2 releases
| new 0.1.1 | Jan 20, 2026 |
|---|---|
| 0.1.0 | Jan 20, 2026 |
#2751 in Database interfaces
110KB
2.5K
SLoC
aegis-monitoring
Monitoring and observability for the Aegis Database Platform.
Overview
aegis-monitoring provides comprehensive observability including metrics collection, distributed tracing, health checks, and alerting.
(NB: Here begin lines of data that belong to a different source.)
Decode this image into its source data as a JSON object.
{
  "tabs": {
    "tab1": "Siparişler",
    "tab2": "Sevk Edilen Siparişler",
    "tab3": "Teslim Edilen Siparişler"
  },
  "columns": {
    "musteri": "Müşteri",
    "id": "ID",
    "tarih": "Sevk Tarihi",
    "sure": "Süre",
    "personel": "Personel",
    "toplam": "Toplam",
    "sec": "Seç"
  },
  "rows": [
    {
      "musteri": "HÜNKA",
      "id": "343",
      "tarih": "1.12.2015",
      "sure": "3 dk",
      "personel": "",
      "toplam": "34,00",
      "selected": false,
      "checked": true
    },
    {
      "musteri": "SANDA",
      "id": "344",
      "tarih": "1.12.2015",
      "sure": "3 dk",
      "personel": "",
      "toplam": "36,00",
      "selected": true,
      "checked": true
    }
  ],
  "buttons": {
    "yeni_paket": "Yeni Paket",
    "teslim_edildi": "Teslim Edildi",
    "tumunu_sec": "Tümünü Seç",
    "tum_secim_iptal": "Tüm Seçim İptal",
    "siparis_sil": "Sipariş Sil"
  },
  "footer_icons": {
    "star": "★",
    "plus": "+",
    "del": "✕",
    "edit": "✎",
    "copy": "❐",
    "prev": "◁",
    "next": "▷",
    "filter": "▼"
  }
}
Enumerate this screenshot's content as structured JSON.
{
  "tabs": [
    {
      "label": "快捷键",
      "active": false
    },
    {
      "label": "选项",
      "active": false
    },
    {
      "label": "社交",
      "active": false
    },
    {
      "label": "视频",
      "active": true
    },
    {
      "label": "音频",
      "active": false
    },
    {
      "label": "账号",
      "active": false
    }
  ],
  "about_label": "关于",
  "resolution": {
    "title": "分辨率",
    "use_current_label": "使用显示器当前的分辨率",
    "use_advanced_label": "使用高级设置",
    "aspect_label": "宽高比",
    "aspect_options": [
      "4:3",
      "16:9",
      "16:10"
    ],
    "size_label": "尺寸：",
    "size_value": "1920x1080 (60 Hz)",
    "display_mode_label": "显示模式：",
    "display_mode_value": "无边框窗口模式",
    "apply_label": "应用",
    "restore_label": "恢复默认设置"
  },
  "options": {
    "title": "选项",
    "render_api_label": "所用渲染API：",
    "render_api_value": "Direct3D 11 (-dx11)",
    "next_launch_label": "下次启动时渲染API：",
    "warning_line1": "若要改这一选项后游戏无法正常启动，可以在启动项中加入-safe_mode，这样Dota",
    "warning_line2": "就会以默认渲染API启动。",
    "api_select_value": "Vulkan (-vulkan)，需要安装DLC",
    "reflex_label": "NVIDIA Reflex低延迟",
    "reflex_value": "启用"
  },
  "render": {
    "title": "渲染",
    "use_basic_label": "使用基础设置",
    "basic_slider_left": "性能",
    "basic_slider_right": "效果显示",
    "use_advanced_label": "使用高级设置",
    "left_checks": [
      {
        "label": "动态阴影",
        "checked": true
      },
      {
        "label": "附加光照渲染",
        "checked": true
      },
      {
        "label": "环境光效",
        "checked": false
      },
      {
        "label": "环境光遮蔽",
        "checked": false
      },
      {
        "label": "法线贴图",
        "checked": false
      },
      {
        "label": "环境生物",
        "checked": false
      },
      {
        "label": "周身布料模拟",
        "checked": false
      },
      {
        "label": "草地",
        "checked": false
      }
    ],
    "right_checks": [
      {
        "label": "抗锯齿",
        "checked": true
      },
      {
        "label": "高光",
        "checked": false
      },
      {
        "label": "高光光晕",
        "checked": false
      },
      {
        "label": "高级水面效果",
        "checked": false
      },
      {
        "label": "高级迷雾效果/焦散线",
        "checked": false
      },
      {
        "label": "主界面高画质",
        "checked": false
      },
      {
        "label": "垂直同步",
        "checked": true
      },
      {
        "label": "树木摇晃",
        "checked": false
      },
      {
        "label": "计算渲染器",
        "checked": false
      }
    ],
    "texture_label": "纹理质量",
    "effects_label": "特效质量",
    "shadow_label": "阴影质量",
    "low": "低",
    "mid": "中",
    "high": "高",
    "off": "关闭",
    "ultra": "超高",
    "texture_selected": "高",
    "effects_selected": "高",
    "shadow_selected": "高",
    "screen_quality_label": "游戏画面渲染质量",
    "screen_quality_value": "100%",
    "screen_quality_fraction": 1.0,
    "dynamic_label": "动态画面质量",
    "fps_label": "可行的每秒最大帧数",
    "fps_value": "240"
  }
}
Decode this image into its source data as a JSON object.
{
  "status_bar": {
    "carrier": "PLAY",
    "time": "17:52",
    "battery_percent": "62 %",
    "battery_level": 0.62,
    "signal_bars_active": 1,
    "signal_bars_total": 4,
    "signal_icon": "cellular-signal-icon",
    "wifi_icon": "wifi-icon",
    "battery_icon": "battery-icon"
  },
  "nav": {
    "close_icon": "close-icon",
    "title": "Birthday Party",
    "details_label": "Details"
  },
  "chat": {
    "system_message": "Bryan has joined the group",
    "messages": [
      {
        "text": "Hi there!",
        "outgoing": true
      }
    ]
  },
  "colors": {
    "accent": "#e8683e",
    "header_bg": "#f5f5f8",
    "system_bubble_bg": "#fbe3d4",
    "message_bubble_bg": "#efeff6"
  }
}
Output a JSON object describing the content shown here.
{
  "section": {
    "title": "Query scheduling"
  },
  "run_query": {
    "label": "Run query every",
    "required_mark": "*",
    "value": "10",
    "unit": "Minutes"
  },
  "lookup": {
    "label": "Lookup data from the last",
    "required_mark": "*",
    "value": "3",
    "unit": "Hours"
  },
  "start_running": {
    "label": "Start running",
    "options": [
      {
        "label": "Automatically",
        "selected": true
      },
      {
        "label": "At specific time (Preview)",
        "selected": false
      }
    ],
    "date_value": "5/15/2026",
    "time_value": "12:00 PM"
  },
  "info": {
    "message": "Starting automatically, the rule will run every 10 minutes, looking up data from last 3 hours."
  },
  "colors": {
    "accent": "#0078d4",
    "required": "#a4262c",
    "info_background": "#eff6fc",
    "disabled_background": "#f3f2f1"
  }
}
It integrates with Prometheus, Grafana, and OpenTelemetry.
Features
- Metrics Collection - Counters, gauges, histograms
- Distributed Tracing - Request tracing across services
- Health Checks - Liveness and readiness probes
- Alerting - Configurable alert rules
- Dashboards - Pre-built Grafana dashboards
Architecture
┌─────────────────────────────────────────────────┐
│ Monitoring System │
├─────────────────────────────────────────────────┤
│ Metrics Collector │
│ ┌──────────┬──────────────┬─────────────────┐ │
│ │ Counters │ Gauges │ Histograms │ │
│ └──────────┴──────────────┴─────────────────┘ │
├─────────────────────────────────────────────────┤
│ Tracing System │
│ ┌──────────┬──────────────┬─────────────────┐ │
│ │ Spans │ Context │ Exporters │ │
│ │ │ Propagation │ │ │
│ └──────────┴──────────────┴─────────────────┘ │
├─────────────────────────────────────────────────┤
│ Health Manager │
│ (Liveness / Readiness) │
└─────────────────────────────────────────────────┘
Modules
| Module | Description |
|---|---|
metrics |
Metrics collection and export |
tracing |
Distributed tracing |
health |
Health check system |
Usage
[dependencies]
aegis-monitoring = { path = "../aegis-monitoring" }
Metrics
use aegis_monitoring::metrics::{Counter, Gauge, Histogram, MetricsRegistry};
let registry = MetricsRegistry::new();
// Counter - monotonically increasing
let requests = registry.counter("aegis_requests_total", "Total requests");
requests.inc();
requests.inc_by(5);
// Gauge - can go up or down
let connections = registry.gauge("aegis_connections", "Active connections");
connections.set(42);
connections.inc();
connections.dec();
// Histogram - distribution of values
let latency = registry.histogram(
"aegis_request_duration_seconds",
"Request latency",
vec![0.001, 0.005, 0.01, 0.05, 0.1, 0.5, 1.0],
);
latency.observe(0.023);
// Labels
let requests = registry.counter_vec(
"aegis_requests_total",
"Total requests",
&["method", "endpoint"],
);
requests.with_labels(&["GET", "/api/users"]).inc();
Tracing
use aegis_monitoring::tracing::{Tracer, Span, SpanContext};
let tracer = Tracer::new("aegis-server");
// Create a span
let span = tracer.start_span("handle_request");
span.set_attribute("http.method", "GET");
span.set_attribute("http.url", "/api/users");
// Child span
let child = span.start_child("database_query");
child.set_attribute("db.statement", "SELECT * FROM users");
// ... do work ...
child.end();
// Add events
span.add_event("cache_miss", vec![("key", "users:123")]);
// End span
span.end();
Context Propagation
use aegis_monitoring::tracing::{propagate, extract};
// Inject context into headers (for outgoing requests)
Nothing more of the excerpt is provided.